I’ve also linked all 5 BSDTalk interviews of Matthew Dillon on that page – previously, only one was linked there.
Alex Hornung has done some preliminary work with llvm/clang, and has successfully compiled a GENERIC DragonFly kernel, and completed a buildworld, using it. He also has some very nice notes available detailing the work. There’s potential for cross-BSD work with FreeBSD on this one, too.
The Unofficial Unix Administration Horror Story Summary, compiled by someone from my alma mater. Read through the section on misuse of ‘rm’ and you will want to use Hammer all the more… (via I forget, sorry)
Do you have room for more than 25 people? Are you in Europe? If you answered ‘yes’ to both questions, then you could help out with finding a venue for Pkgsrccon 2009.
While these details have probably been explained before, Matthew Dillon has a nice summary of how the vkernel system works, for your weekend reading.
It might be time to stop buying Apple audio products, as the company is deliberately picking physical incompatibility to force upgrades.
Someone want to fix up siginfo?
For those wanting to build Qemu right now on DragonFly, Hasso Tepper has published instructions on how to compile from Qemu’s development trunk.
This hasn’t been as clearly noted as it could be: there’s a DragonFly channel on IRC: #dragonflybsd on EFNet, with a steady population of users and developers. Please drop in.
- ‘alexh’ put in a new page on dragonflybsd.org, describing how you can contribute to DragonFly.
- ‘jth’ has been making a huge number of fixes for the Handbook pages, for links I missed in conversion.
- If you have projects for Google Summer of Code 2009, or can work as a student or mentor, put it on the SoC 2009 page, as a number of people have been doing.

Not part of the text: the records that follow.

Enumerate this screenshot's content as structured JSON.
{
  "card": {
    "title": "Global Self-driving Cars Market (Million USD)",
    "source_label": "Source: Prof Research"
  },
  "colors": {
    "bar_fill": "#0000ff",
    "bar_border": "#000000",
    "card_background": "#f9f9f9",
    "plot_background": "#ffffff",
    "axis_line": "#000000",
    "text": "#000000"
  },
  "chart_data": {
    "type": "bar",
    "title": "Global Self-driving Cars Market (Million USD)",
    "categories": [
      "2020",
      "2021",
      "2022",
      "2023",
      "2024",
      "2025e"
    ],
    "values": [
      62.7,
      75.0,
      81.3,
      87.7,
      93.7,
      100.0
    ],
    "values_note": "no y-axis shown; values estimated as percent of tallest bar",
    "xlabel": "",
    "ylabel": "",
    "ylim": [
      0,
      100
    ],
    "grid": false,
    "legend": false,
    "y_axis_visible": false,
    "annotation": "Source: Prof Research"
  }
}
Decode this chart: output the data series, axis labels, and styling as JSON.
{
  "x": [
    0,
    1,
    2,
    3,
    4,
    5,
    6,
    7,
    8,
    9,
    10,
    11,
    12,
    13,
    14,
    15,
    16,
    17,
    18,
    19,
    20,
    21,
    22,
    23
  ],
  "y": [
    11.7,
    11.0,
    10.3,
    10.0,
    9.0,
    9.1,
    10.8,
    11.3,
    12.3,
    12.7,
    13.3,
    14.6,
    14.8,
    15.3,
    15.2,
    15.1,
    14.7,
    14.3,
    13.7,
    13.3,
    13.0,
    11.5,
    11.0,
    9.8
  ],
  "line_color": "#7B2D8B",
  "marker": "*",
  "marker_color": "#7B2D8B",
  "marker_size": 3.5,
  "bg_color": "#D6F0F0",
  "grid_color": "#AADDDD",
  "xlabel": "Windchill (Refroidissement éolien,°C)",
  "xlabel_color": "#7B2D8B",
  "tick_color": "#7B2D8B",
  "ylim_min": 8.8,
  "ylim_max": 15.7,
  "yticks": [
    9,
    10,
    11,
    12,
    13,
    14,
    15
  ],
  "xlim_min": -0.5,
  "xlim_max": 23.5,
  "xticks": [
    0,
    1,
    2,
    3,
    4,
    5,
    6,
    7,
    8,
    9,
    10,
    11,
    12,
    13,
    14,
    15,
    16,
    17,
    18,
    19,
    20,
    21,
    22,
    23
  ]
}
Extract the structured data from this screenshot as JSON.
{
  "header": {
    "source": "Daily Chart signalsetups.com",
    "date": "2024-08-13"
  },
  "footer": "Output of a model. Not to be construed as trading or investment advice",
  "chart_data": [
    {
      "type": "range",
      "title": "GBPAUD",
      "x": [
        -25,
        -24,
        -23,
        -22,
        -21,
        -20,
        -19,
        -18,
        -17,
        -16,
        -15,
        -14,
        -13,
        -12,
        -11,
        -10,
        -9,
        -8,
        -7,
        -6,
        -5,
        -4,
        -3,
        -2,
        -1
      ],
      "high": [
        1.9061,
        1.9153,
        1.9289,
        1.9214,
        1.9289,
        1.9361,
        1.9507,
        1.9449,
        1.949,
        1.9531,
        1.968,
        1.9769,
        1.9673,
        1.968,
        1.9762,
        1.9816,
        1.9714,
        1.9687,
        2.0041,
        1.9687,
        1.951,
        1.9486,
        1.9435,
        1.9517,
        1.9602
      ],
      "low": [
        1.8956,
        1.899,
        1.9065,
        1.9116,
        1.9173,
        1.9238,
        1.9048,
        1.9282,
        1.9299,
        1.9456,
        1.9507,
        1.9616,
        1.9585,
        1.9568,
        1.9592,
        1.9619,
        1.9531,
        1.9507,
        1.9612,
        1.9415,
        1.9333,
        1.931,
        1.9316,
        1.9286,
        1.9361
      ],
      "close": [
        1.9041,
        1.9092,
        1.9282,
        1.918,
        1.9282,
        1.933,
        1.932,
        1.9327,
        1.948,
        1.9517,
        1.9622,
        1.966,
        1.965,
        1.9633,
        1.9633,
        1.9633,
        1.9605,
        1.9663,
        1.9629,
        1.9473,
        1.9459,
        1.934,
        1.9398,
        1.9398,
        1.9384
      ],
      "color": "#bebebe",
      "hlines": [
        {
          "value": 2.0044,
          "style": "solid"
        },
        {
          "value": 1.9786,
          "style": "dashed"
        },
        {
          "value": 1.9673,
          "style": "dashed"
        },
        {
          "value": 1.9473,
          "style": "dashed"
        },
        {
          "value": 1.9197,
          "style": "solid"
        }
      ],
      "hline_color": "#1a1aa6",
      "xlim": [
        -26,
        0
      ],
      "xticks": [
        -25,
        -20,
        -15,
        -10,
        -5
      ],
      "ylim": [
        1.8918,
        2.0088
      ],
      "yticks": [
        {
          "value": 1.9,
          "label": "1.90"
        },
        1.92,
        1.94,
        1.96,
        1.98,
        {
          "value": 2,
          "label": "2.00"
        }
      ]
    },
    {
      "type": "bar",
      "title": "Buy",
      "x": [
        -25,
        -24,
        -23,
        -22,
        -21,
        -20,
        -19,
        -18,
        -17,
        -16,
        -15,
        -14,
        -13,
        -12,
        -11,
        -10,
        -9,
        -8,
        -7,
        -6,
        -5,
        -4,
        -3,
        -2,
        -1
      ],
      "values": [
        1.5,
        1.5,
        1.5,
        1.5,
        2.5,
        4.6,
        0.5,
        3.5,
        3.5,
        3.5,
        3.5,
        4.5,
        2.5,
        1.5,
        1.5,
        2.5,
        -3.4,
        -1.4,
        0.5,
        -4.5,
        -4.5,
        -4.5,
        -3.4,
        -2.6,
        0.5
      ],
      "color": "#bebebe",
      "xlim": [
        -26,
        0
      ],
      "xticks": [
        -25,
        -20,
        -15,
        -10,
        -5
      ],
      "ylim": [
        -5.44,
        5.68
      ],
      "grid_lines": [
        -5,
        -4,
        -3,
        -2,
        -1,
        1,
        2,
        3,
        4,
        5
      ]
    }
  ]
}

Oliver Fromme has a new bootloader for FreeBSD and DragonFly. He’s added the DragonFly logo, and it looks neat. Can someone test this on physical hardware?

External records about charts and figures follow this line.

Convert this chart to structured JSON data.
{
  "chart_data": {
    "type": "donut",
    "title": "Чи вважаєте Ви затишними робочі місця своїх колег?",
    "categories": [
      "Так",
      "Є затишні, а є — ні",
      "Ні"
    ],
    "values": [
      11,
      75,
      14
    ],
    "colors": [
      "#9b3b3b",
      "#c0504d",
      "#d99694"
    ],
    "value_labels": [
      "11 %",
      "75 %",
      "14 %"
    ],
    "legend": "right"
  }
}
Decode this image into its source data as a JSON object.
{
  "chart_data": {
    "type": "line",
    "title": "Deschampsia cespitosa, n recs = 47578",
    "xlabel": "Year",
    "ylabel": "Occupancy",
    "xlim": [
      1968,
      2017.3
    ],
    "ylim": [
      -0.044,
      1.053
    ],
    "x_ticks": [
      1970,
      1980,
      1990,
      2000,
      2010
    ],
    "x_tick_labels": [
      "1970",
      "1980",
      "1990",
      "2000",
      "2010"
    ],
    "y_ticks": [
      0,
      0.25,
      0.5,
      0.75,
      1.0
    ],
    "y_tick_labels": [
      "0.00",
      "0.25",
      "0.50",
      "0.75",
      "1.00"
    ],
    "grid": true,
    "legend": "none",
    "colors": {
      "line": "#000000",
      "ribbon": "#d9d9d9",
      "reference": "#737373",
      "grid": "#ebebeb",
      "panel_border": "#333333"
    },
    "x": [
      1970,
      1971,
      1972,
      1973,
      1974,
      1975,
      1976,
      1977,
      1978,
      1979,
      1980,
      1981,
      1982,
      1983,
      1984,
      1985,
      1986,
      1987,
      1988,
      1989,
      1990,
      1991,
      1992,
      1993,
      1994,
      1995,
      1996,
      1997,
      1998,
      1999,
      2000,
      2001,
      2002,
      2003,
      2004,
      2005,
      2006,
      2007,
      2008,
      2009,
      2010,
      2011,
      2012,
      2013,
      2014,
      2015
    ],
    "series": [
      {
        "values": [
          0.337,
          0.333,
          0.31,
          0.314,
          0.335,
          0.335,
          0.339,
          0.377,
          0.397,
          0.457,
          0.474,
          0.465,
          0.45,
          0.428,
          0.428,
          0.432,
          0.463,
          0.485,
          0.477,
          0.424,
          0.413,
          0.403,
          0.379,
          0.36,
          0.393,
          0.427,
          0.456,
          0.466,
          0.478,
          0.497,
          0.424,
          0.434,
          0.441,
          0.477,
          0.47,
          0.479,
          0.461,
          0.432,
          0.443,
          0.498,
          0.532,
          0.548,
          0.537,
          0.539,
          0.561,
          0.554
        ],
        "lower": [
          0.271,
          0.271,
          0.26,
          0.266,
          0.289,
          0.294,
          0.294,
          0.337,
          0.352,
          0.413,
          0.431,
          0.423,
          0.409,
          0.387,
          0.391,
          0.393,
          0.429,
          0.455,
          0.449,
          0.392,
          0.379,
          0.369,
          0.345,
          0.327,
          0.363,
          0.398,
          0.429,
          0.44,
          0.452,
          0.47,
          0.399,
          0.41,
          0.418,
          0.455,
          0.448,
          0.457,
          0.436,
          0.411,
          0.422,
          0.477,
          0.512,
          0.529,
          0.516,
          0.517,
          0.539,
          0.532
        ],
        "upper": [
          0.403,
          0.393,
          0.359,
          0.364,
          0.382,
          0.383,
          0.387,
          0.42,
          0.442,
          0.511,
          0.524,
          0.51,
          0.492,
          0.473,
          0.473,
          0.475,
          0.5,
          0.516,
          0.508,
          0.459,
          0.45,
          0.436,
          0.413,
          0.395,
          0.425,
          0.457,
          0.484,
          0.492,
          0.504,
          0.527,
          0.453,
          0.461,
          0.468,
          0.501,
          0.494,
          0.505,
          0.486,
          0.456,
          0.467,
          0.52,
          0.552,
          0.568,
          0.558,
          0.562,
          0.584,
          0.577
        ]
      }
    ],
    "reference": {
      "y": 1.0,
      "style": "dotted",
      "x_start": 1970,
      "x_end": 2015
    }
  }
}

There’s a lot of BSD-related events and conferences happening; enough that it’s difficult to track them all. Dru Lavigne has a very good idea: Twitter them at @bsdevents.

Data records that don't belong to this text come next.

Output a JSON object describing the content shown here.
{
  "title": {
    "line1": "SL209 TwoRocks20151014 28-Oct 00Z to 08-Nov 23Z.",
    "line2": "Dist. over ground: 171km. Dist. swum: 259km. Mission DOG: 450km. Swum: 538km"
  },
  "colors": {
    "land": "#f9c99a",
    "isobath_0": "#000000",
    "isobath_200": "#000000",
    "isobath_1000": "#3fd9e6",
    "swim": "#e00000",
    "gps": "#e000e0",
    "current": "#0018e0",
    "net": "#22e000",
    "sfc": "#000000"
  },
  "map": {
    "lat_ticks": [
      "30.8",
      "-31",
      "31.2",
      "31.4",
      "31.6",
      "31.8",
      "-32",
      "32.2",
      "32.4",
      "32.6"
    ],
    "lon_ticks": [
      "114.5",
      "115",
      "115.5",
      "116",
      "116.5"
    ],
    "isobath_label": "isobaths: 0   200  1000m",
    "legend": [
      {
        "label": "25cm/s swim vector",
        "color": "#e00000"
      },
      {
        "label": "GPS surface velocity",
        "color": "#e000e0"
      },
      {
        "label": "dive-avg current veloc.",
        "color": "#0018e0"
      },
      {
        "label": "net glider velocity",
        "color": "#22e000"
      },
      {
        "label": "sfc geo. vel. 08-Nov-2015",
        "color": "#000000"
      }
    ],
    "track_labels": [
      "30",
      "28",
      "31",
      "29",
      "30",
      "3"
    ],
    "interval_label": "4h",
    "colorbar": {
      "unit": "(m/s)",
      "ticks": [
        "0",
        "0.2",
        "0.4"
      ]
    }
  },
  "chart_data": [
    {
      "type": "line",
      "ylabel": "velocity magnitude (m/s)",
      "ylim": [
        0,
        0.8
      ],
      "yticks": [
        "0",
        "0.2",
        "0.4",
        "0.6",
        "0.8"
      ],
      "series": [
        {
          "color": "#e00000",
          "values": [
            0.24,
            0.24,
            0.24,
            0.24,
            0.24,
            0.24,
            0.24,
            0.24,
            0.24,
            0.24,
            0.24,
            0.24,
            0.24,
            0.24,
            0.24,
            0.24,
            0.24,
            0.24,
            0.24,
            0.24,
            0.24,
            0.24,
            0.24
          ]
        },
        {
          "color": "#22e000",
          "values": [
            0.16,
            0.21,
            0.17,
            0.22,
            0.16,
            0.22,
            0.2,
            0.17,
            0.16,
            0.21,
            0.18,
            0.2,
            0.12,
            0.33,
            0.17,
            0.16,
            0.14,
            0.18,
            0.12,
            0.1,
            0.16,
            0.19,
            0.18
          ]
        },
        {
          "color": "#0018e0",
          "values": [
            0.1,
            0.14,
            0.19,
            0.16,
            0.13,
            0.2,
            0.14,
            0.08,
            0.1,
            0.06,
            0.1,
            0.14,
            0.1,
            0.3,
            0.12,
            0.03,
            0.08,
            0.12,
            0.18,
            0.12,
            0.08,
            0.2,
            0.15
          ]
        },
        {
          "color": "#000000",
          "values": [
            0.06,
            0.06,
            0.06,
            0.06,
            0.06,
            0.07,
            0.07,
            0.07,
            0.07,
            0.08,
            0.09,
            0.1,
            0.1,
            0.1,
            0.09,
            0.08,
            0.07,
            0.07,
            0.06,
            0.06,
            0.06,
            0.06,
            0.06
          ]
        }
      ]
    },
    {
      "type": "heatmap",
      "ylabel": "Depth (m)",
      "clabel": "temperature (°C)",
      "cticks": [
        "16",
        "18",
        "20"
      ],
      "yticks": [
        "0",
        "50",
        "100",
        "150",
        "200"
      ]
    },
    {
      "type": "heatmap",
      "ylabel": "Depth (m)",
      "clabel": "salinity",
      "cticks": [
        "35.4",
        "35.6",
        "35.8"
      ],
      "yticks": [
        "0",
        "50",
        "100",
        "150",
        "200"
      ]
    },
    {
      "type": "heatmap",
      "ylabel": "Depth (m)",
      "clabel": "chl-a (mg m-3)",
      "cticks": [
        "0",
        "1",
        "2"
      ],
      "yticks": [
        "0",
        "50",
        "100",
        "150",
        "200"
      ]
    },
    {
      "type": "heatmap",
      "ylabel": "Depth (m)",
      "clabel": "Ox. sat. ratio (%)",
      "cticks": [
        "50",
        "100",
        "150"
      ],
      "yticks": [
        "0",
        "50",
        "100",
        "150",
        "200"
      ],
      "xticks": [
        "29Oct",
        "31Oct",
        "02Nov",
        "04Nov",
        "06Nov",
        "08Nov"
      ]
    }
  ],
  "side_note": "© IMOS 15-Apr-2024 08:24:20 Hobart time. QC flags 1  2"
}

This month’s @Play column dives into the playing mechanisms of XRogue, an older roguelike variant with some interesting features. Of special interest to geeks like me is the historical line drawn between XRogue features like charmed monsters and NetHack pets.
‘Sdävtaker’ posted that his school, Universidad de Buenos Aires, has a traveling teacher program. So, if you can teach computer science, there’s some funding for a 5-day trip to Argentina.
BSDTalk has Andrew Doran of NetBSD talking about the not-yet-out NetBSD 5 release, for 22 minutes.
With the new 0.10.0 release of Qemu, it’s a bit easier to get it running on DragonFly. Hasso Tepper asks that anyone who patched Qemu to run it on a DragonFly system send him the patches. He can get them into pkgsrc, and upstream.
Stathis Kamperis has written up a man page for objcache. Stathis is looking for feedback, though Sascha Wildner and Samuel J. Greear have already commented. More is welcome before it goes in.
(I’m especially happy about the concept of complete man pages, having been frustrated today by a newly installed Linux system that lacked man pages to match the installed drivers or utilities for the intended hardware. Yeah, I’m talking AsteriskNOW.)
If you were looking to create a very large or very small version of the DragonFly logo, I’ve added .eps and .ai versions of the logo to the images page on the DragonFly website.